Você chegou a alguma conclusão através dessa música sobre sua sexualidade? Ou você estava apenas interessado nessas questões?
Acho que é um processo de descoberta. Eu estava disposto a tentar qualquer coisa [risos]. Mas eu me casei com Adrienne um ano depois disso.
E o seu primeiro filho nasceu em 1995.
Isso foi doido. Dookie saiu em fevereiro [de 1994]. Eu me casei em julho. Eu era muito impulsivo nessa época. Acho que o comportamento impulsivo existia para neutralizar o caos da minha vida.
Você acha que foi um erro batizar o primeiro grande álbum de vocês de “excremento”? (“Dookie” é uma gíria para fezes) Vou ser honesto: no começo foi difícil para eu superar essa coisa juvenil até finalmente conseguir apreciar as composições do disco.
Acho que muitos passaram por isso, apesar de que muita gente curtiu. É claro que era uma coisa de maconheiro. Foi mesmo. A gente estava fumando muita erva. “Ei, cara, imagine como seria engraçado se...”

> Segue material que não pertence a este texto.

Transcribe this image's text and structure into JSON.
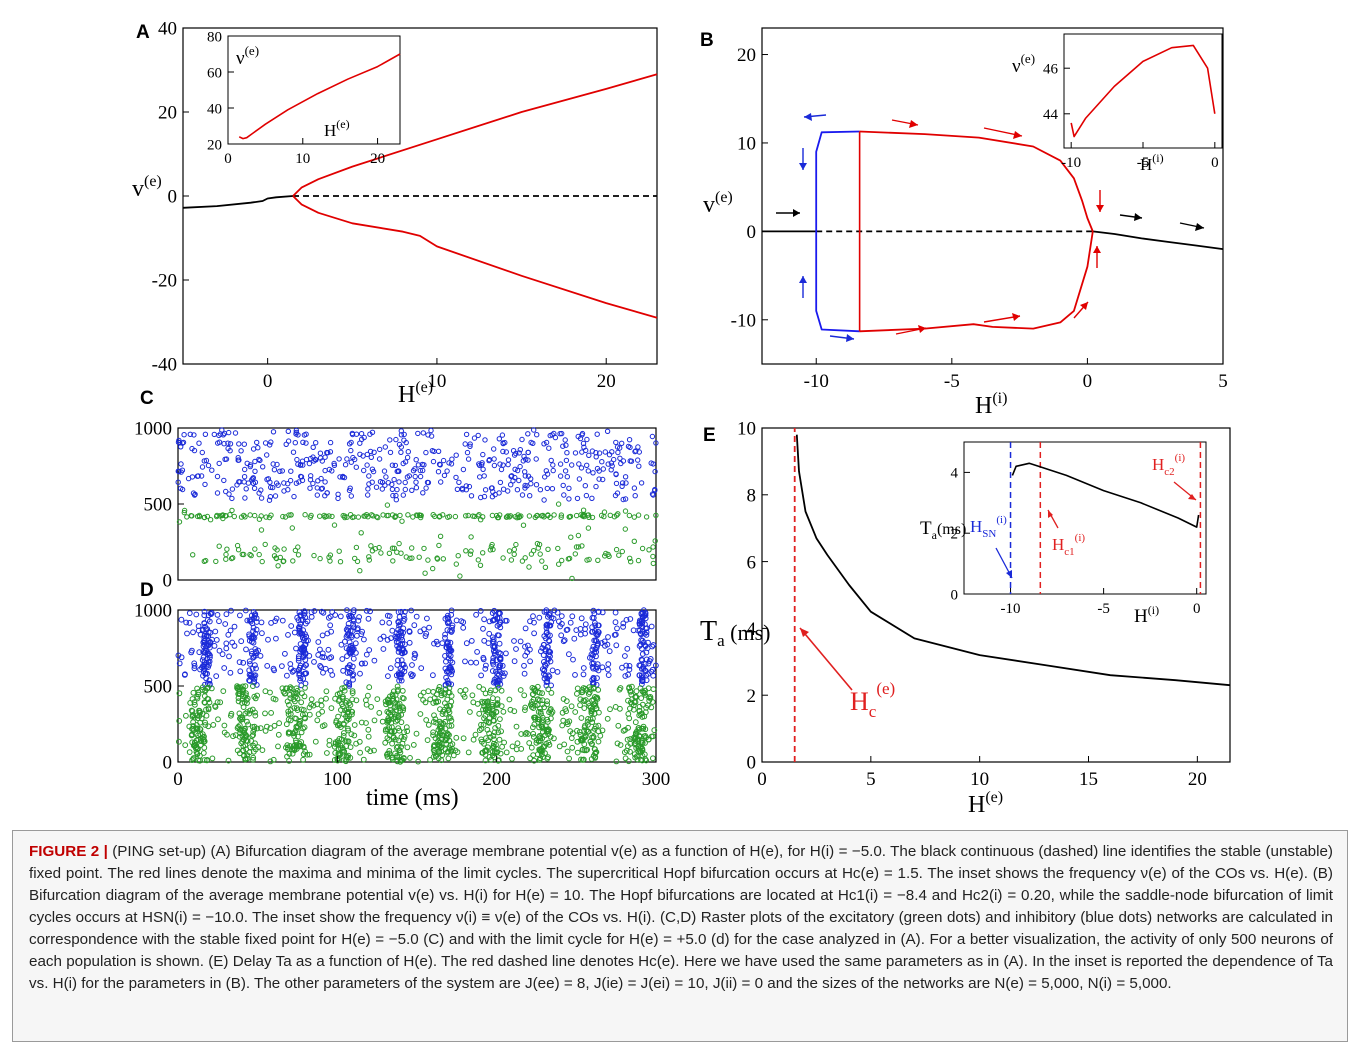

Mas eu estava pensando naquele disco do Sonic Youth, o Goo. Quando demos o nome do disco ao [ilustrador ] Richie Bucher, ele falou: “Ok”. Quando ele nos mostrou o desenho, era um monte de cachorros jogando merda por toda Berkeley [risos]. Sei lá, cara. Foi um daqueles momentos de impulso. E a gente estava tipo “foda-se!”.
Realmente, a ilustração era ótima para uma capa de CD, cheia de piadas.
Dá para encontrar o Angus Young [do AC/DC] ali, e a mulher da capa do primeiro disco do Black Sabbath.
Eu gosto especialmente do cão jogando um balde de merda na mulher, que reclama “oh, meu latté”. Foi uma alfinetada nos yuppies que assolavam a cena punk e radical de Berkeley.
Tem um monte de coisas locais ali. Tem um cara que costumava correr pela cidade – ele está no desenho. Tem também o fotografo do 924 Gilman Street [o clube punk onde o Green Day tocou vários shows no começo da carreira].
Isso dá a entender que apesar de toda crítica que vocês receberam da comunidade punk-hardcore por terem assinado com uma grande gravadora, o primeiro disco de vocês não foi tão distante assim de suas raízes ideais underground.
Qualquer coisa que tenham dito sobre nós – eu não os culpo, seja o fanzine Maximum RockNRoll ou qualquer pessoa. Muita coisa aconteceu em 20 anos. Eles precisam mudar também. Eles precisam ser responsáveis pelas merdas que fazem. Tudo o que eu posso fazer é me responsabilizar pelas merdas que eu faço, aconteça o que acontecer. As opiniões deles... A maioria das pessoas nem pensa mais daquele jeito. E eu não posso culpar uma pessoa de 15 anos para sempre.